- Born: 15 August 1951 (age 75) Kolkata, India
- Education: Rajabazar Science College (University of Calcutta)
- Awards: Stree Shakthi Science Samman award (2000)
- Scientific career
- Fields: Theoretical physics
- Workplaces: Bose Institute
- Doctoral advisor: Chanchal Kumar Majumdar

= Indrani Bose =

Indian physicist (born 1951)

Indrani Bose (born 15 August 1951) is an Indian physicist, senior Professor at Department of Physics, Bose Institute, Kolkata.
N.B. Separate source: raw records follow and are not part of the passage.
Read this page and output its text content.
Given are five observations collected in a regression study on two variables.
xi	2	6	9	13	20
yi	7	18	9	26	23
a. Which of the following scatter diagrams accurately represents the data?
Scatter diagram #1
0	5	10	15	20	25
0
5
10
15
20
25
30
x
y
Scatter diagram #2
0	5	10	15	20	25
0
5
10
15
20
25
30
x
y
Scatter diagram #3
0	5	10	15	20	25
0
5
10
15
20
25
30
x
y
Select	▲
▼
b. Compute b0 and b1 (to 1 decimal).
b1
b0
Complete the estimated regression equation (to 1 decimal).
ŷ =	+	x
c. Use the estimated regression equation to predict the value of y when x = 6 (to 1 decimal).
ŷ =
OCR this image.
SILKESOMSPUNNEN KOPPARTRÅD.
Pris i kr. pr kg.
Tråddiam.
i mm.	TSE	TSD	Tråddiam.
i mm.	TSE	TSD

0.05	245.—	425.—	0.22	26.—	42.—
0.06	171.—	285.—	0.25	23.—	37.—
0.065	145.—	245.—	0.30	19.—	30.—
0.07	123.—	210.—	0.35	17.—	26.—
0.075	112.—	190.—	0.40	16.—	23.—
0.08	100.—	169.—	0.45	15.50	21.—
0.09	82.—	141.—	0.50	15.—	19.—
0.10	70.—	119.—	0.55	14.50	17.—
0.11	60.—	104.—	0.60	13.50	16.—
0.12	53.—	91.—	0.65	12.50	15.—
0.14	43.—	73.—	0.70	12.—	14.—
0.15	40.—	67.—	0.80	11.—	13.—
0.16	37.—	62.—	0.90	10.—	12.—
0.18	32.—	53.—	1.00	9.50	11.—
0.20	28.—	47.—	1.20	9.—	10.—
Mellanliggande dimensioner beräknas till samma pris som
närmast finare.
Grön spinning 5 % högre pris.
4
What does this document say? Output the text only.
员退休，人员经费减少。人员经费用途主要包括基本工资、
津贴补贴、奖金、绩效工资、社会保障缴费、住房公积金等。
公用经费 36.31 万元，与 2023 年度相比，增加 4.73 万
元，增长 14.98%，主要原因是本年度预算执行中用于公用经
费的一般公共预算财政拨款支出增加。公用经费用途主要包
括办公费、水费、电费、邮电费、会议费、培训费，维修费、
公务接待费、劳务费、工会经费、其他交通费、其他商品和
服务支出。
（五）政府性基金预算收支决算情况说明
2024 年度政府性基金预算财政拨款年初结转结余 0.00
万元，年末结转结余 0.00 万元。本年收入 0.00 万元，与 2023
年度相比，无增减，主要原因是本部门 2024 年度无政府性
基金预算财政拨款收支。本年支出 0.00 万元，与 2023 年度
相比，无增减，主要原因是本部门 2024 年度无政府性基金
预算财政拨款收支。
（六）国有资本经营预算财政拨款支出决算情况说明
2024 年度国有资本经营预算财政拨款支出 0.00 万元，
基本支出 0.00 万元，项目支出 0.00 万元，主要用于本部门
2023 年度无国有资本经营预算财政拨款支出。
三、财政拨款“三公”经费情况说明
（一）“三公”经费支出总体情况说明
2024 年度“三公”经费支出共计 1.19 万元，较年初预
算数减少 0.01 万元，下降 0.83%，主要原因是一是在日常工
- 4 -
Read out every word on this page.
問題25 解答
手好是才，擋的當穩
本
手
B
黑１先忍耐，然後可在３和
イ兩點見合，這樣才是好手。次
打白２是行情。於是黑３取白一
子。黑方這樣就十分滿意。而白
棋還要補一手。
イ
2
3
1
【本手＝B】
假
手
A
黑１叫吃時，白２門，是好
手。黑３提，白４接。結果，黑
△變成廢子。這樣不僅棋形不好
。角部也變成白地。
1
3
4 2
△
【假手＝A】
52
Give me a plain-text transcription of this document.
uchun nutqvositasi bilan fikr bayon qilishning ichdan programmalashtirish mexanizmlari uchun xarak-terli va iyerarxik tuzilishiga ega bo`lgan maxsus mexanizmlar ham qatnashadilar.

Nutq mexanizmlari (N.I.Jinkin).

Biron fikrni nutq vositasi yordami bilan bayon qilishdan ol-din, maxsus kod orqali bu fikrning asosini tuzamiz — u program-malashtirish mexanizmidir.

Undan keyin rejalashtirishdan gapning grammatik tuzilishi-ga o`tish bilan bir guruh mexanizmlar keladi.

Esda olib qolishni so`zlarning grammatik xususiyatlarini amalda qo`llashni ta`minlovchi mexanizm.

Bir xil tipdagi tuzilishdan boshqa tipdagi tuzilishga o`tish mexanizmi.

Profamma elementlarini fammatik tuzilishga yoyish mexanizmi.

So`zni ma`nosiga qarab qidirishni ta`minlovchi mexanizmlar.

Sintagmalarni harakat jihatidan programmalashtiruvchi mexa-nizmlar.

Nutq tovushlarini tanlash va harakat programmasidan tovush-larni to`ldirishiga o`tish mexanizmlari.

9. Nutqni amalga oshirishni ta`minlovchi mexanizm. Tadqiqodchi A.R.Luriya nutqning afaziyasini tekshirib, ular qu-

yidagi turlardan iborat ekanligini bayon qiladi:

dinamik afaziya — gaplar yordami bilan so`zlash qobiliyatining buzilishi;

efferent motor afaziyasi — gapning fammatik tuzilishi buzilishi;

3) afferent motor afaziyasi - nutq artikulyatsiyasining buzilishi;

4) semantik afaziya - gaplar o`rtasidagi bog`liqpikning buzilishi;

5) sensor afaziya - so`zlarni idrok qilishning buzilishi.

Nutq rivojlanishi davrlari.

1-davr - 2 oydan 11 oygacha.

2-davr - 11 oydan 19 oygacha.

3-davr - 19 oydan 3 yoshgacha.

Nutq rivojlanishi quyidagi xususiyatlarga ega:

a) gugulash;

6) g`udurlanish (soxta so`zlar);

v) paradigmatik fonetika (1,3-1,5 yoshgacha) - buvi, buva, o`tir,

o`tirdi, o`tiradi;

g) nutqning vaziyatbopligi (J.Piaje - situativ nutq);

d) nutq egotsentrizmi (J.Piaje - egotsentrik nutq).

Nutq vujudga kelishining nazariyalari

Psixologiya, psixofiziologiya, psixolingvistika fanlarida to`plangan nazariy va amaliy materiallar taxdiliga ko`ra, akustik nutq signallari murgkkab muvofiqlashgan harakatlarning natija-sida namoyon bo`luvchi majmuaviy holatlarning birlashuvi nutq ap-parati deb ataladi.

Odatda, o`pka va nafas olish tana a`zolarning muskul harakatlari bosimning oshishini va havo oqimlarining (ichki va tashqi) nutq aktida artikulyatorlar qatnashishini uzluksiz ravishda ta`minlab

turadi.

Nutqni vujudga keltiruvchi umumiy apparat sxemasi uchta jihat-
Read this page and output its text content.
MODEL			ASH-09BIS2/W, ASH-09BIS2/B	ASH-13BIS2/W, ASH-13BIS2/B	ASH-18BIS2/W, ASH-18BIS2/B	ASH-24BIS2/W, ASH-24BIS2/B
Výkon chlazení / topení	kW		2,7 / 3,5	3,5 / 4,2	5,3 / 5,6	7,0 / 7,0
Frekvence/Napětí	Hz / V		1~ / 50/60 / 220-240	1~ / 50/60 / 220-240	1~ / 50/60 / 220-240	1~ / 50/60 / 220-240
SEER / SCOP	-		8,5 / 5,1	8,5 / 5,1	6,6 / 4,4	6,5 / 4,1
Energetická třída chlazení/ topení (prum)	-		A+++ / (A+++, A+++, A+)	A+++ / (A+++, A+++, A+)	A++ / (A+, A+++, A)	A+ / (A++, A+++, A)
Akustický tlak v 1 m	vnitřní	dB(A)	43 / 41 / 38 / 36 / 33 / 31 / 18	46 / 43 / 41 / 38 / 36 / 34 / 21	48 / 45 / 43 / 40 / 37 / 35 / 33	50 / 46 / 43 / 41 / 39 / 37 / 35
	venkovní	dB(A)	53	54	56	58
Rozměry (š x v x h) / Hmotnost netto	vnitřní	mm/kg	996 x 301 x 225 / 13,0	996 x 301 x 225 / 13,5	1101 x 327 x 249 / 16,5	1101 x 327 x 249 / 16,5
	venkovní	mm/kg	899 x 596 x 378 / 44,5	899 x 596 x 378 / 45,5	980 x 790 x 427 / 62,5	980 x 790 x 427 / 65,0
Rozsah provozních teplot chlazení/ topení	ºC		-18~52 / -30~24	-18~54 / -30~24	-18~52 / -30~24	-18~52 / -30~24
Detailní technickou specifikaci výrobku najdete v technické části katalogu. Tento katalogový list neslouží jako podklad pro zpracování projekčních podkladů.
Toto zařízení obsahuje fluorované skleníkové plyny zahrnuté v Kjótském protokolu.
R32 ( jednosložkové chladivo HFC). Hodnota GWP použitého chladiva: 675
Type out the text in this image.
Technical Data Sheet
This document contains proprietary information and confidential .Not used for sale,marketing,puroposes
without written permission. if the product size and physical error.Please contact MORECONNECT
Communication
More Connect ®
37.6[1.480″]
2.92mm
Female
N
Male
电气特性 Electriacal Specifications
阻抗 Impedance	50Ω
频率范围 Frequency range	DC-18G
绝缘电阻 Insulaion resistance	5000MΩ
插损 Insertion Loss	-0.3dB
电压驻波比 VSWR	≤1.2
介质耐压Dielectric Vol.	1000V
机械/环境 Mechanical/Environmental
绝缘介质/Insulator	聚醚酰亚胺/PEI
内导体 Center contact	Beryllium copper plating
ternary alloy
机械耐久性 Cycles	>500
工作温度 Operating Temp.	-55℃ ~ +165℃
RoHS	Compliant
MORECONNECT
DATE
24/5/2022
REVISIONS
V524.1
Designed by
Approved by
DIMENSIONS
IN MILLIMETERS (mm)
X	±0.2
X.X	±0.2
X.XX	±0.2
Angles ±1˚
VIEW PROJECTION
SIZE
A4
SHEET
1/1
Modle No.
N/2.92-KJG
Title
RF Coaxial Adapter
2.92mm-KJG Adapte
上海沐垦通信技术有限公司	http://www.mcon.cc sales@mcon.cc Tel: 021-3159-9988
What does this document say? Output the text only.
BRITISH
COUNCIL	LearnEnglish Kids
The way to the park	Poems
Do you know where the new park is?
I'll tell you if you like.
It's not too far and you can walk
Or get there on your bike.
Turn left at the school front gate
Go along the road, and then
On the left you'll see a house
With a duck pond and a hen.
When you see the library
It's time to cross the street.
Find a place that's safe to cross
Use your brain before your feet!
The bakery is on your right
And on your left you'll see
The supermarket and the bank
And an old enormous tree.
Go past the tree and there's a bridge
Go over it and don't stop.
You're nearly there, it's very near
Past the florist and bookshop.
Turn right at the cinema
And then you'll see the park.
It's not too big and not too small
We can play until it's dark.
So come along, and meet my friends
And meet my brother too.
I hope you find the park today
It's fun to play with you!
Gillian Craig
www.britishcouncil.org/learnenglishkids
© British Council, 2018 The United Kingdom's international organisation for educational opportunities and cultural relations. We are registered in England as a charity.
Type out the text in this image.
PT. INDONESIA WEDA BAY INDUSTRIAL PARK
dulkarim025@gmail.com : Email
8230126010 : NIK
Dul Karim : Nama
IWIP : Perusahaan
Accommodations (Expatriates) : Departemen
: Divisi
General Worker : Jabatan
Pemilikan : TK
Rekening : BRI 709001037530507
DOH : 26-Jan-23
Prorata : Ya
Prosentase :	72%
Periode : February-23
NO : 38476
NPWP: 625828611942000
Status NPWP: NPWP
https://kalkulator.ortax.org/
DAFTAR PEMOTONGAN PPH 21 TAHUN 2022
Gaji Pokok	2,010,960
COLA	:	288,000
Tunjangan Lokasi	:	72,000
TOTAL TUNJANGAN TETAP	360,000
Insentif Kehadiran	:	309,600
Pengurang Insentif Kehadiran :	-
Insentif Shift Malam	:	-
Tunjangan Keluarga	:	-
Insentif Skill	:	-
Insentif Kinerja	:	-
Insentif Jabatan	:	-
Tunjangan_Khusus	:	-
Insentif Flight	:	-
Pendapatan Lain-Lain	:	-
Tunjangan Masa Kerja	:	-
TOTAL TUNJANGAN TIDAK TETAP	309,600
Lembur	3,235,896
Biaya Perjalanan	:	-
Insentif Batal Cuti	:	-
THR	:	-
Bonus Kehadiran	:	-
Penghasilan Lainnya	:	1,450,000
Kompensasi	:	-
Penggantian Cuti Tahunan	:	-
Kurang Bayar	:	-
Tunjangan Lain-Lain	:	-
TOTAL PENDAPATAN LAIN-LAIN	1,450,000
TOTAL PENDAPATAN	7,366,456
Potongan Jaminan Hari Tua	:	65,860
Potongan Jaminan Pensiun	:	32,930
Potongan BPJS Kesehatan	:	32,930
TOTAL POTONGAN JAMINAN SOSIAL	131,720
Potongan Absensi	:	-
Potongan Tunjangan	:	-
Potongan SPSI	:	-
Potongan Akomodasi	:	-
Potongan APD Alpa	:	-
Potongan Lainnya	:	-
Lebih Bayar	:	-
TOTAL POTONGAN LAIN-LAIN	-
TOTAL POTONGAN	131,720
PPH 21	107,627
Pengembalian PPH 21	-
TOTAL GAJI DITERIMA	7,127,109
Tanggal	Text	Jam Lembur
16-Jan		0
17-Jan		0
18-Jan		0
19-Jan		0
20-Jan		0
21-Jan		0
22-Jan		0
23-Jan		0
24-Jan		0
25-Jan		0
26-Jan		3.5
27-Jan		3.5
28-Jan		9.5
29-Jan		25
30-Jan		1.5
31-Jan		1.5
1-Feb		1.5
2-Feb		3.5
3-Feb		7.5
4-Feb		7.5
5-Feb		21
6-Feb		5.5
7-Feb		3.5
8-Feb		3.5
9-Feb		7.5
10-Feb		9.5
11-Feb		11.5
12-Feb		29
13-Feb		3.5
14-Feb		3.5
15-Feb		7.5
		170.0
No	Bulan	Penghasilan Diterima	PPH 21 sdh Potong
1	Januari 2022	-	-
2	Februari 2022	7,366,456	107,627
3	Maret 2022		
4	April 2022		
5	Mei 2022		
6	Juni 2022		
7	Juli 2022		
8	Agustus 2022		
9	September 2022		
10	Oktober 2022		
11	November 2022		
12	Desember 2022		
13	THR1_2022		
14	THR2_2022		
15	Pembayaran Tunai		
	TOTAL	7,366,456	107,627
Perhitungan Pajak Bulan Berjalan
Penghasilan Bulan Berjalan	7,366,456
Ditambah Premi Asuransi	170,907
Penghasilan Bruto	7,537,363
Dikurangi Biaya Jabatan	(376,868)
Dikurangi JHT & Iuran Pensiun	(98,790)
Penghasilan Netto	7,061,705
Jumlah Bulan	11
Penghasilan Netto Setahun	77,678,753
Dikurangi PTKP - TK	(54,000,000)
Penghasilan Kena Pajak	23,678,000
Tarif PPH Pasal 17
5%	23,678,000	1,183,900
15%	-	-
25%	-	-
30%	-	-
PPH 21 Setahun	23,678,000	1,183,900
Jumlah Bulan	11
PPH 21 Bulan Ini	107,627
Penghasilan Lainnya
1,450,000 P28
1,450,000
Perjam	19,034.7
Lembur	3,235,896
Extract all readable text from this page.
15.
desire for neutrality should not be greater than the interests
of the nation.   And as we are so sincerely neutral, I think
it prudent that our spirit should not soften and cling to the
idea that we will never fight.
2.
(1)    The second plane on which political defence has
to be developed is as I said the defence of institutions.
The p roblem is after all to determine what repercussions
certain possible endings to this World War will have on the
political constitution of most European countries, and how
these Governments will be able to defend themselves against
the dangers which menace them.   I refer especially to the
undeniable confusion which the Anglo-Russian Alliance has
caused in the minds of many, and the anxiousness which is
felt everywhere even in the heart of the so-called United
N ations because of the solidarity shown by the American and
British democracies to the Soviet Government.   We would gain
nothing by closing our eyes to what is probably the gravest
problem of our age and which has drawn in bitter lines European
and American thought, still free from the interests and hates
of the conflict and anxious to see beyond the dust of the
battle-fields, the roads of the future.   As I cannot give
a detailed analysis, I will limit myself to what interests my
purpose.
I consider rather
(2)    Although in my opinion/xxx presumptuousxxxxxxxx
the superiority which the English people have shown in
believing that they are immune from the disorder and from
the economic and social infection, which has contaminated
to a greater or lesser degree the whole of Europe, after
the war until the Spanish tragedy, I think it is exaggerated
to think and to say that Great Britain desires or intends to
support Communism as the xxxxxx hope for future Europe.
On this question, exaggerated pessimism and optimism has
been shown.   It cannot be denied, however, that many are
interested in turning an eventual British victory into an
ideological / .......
Her fields of specialization are in theoretical condensed matter, quantum information theory, statistical physics, biological physics and systems.

== Education ==
Bose obtained her Ph.D. (Physics) in 1981 from Rajabazar Science College, University of Calcutta.

== Career ==
Bose's research interests include the problem of quantum many body systems, quantum information theory, statistical mechanics and systems biology.

She is a fellow of the Indian Academy of Sciences, Bangalore and of the National Academy of Sciences, Allahabad. She also developed a strong solid-state theory group in the Bose Institute.

== Awards ==
Bose was the first recipient of the Stree Shakthi Science Samman award (2000) for her work on exact solutions of model Hamiltonian (low dimensions) in the context of magnetic systems.